Ceux qui n'ont pas reçu la circulaire "Pour une Nouvelle-France plus prospère" ne savent pas ce que veut dire tout ceci : c'est bon, qu'ils tournent simplement la page. Mais ceux qui ont reçu la circulaire ont sans doute eu de l'auteur la même impression que nous : celle d'un diable se faisant moine.
"Entre créditistes... dans le creux de l'oreille", dit la circulaire. Elle ajoute "Honni soit qui mal y pense". Puis : "Nous sommes de fervents créditistes". Qui, nous ? Pas de signature, sauf toujours "Un vrai créditiste".
Après toutes ces précautions, le reptile juge qu'il peut essayer de mordre.
Et quel est l'objet de la circulaire ? Discréditer les directeurs du mouvement créditiste dans la province de Québec ; les faire passer pour des voleurs. Qu'on se hâte de leur demander compte de leur administration. Où va l'argent ? Les directeurs, sans doute, ne s'en servent pas pour financer le mouvement, mais se préparent à fuir, avec tout le magot, vers des rivages enchantés !...

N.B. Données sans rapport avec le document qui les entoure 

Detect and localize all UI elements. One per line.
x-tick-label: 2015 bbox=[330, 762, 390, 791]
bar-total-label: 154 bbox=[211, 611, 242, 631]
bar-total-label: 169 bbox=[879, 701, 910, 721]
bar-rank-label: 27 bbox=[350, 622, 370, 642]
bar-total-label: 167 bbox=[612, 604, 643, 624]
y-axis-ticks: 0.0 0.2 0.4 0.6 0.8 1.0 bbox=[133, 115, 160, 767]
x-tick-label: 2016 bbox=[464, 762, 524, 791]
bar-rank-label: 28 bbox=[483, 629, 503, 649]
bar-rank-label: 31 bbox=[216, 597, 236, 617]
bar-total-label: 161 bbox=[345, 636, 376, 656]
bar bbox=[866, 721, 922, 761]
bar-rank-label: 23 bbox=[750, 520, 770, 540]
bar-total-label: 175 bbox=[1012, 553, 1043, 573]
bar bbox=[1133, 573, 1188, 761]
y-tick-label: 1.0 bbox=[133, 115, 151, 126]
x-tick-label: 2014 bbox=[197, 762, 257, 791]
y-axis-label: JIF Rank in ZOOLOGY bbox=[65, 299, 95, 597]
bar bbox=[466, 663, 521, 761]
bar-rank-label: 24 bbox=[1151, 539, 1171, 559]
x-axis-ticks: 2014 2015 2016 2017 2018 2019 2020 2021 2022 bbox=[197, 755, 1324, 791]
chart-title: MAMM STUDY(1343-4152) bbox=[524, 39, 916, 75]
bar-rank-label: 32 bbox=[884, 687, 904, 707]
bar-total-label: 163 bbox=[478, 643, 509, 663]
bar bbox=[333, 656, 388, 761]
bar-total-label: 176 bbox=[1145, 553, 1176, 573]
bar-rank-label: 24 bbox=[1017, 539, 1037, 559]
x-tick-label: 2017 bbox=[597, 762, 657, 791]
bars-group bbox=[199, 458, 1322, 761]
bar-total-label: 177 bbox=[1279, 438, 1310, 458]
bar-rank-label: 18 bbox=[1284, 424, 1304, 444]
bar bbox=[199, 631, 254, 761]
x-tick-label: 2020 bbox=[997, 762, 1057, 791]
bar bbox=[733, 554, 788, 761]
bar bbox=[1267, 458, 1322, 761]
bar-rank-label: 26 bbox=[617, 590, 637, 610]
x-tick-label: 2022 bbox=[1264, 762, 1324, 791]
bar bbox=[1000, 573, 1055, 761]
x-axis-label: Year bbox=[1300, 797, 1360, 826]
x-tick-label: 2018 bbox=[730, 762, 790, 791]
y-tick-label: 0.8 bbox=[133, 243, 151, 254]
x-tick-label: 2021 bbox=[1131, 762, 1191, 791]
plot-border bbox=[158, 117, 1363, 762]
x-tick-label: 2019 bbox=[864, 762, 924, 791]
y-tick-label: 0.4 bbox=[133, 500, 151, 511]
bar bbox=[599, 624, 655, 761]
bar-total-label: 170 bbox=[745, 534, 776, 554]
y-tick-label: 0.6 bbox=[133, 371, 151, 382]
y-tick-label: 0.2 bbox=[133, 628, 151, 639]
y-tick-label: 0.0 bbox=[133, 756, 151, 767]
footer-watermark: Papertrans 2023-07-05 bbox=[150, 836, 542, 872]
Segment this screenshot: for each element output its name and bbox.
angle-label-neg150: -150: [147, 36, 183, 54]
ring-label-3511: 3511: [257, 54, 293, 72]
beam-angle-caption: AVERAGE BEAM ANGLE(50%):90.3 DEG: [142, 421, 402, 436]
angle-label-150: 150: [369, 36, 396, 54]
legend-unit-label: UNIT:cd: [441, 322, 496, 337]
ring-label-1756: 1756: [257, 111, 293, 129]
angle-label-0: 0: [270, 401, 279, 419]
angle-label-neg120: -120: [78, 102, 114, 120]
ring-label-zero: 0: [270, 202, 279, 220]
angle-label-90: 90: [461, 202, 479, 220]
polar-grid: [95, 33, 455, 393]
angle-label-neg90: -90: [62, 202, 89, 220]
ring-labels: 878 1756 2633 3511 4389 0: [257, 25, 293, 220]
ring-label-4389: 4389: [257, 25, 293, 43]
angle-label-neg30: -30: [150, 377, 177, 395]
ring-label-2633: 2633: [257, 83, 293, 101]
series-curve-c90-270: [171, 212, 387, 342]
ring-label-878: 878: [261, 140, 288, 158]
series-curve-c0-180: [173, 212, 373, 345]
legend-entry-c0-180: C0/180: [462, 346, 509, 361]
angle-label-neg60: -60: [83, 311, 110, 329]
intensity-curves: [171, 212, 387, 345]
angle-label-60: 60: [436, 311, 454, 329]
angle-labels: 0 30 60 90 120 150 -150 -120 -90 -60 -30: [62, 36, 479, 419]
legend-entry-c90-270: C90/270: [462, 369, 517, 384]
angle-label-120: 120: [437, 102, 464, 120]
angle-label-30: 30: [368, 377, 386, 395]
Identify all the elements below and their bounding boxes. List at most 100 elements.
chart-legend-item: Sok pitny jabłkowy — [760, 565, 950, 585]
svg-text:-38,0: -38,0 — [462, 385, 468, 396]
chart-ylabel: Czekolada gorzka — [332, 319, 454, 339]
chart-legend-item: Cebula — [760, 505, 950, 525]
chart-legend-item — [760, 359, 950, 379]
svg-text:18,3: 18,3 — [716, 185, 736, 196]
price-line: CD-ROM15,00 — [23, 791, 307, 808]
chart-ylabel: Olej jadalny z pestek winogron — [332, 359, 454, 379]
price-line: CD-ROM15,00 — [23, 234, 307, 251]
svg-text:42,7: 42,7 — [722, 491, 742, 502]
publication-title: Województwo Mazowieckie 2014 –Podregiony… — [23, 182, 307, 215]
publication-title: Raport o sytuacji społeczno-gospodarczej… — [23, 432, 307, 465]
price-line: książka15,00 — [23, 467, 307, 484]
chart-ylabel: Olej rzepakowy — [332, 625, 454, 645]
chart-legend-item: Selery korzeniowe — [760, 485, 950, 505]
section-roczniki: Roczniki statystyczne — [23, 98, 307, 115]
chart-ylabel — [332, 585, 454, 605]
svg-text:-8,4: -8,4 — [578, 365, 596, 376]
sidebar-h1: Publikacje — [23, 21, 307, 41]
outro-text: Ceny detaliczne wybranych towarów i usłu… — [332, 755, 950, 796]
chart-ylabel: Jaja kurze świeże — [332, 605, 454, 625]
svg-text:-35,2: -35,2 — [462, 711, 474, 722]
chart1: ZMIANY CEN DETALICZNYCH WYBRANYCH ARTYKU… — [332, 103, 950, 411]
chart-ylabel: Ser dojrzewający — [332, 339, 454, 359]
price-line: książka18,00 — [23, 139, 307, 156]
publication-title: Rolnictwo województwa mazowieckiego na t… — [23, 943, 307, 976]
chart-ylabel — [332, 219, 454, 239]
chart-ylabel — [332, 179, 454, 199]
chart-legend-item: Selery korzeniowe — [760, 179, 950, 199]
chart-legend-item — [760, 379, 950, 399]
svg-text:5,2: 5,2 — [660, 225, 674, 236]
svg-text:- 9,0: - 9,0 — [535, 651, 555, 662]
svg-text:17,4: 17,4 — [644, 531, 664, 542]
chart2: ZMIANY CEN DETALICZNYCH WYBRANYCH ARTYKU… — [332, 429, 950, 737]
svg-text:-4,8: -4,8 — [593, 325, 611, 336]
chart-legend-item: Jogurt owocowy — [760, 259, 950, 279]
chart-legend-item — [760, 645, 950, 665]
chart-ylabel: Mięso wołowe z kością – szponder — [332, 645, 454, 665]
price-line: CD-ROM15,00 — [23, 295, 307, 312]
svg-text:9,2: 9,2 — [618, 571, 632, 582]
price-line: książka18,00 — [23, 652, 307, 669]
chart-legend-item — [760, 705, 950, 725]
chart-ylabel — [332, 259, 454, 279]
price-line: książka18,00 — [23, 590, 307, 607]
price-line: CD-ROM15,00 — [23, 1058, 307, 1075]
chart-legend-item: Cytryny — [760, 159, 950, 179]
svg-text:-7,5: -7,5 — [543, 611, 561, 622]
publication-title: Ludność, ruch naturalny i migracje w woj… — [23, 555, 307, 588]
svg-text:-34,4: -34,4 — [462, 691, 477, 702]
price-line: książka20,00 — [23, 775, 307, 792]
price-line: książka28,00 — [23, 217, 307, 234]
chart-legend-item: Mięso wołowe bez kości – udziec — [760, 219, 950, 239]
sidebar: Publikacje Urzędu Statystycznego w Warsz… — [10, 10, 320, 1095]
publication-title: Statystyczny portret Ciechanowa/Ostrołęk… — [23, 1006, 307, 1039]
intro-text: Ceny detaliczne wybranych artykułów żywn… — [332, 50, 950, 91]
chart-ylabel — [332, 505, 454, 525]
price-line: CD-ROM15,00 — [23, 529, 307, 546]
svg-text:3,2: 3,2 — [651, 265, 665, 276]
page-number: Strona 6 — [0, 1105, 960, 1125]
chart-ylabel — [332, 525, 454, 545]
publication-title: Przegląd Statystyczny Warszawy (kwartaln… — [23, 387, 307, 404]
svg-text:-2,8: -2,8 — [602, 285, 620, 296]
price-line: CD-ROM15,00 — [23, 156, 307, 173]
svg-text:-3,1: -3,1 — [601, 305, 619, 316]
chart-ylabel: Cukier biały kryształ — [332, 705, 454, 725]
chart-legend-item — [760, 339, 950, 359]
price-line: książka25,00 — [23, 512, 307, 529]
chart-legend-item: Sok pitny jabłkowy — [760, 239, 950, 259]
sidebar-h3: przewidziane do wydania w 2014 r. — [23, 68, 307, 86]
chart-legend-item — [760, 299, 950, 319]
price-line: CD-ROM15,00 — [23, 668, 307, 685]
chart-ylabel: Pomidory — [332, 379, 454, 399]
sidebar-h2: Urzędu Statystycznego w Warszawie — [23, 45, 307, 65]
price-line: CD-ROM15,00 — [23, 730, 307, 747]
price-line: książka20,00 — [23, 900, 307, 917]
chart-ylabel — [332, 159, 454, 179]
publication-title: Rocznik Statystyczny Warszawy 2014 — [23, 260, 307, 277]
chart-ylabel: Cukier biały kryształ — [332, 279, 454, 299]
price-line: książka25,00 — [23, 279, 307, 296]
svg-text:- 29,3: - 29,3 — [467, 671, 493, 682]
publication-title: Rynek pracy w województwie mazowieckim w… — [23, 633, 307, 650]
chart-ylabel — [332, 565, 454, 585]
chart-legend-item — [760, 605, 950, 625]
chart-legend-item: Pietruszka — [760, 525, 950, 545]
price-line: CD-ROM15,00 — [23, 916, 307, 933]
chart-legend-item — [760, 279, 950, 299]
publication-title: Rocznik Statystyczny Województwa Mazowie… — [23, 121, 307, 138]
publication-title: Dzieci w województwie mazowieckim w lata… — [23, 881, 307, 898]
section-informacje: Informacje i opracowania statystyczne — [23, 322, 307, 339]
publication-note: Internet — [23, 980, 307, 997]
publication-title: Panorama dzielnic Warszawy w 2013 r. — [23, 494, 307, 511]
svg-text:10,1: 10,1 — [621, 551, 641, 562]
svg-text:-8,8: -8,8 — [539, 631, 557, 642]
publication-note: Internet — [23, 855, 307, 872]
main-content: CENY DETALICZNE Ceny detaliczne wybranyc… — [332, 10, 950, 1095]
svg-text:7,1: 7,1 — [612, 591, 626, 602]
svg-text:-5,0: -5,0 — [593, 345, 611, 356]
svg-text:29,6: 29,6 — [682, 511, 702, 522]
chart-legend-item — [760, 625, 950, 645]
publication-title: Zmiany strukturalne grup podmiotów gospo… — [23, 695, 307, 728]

C'est tout à fait d'accord avec le point de vue du Notaire Jobidon et avec la décision prise par lui, de concert avec le petit groupe de la "Ligue", il y a déjà quelques semaines : Dissocier du mouvement M. Even et Mlle Côté — et avec eux faire tomber Vers Demain — pour mieux avancer la cause du Crédit Social. Voilà, certes, un "vrai créditiste" !
La circulaire sans signature, qui veut dénigrer la direction, parle pourtant le style de ceux qui suivent la direction : "Nos commissaires, nos voltigeurs, nos veillées créditistes." Comme le diable qui cite les saintes Écritures.
Et le serpent dépense des timbres pour envoyer sa circulaire partout dans les centres créditistes de la Province. Il a eu soin de fouiller Vers Demain pour avoir des noms et des adresses. Plus d'un voudrait lui relancer son venin à la face ; mais'l'hypocrite a été trop lâche pour donner son propre nom et sa propre adresse.
Le premier caractère d'un vrai créditiste, c'est de porter le front haut et de marcher en pleine lumière. Et une "Nouvelle-France plus prospère" ne sera jamais bâtie par des sournois ou des traîtres qui se glissent sous l'anonymat pour profaner des foyers créditistes et offrir leur baiser de Judas.
Aveugle et pauvre et âgé de 72 ans, M. Albini Genest, de Thetford, s'intéresse de toute son âme au Crédit Social. Il apprécie beaucoup le journal Vers Demain qu'il se fait lire chaque fois qu'il le reçoit chez son neveu. L'âge n'a ni obscurci son esprit ni refroidi son cœur, et il désire avec ardeur une Nouvelle-France libérée par le Crédit Social, des familles ensoleillées par le dividende à tous, du bébé au vieillard. Et nous lui souhaitons d'assister à cette réalisation.
La demande de graines de semence des colons d'Abitibi, faite par l'Union des Électeurs dé 40 paroisses, et signée de 2,585 requérants, sera présentée au premier-ministre aussitôt après ses vacances de Pâques. Le député d'Abitibi, Félix Allard, en a un double. M. Réal Caouette, de Rouyn, viendra pousser cete affaire à Québec, au nom de l'Union des Électeurs de l'Abitibi et du nord du Témiscamingue.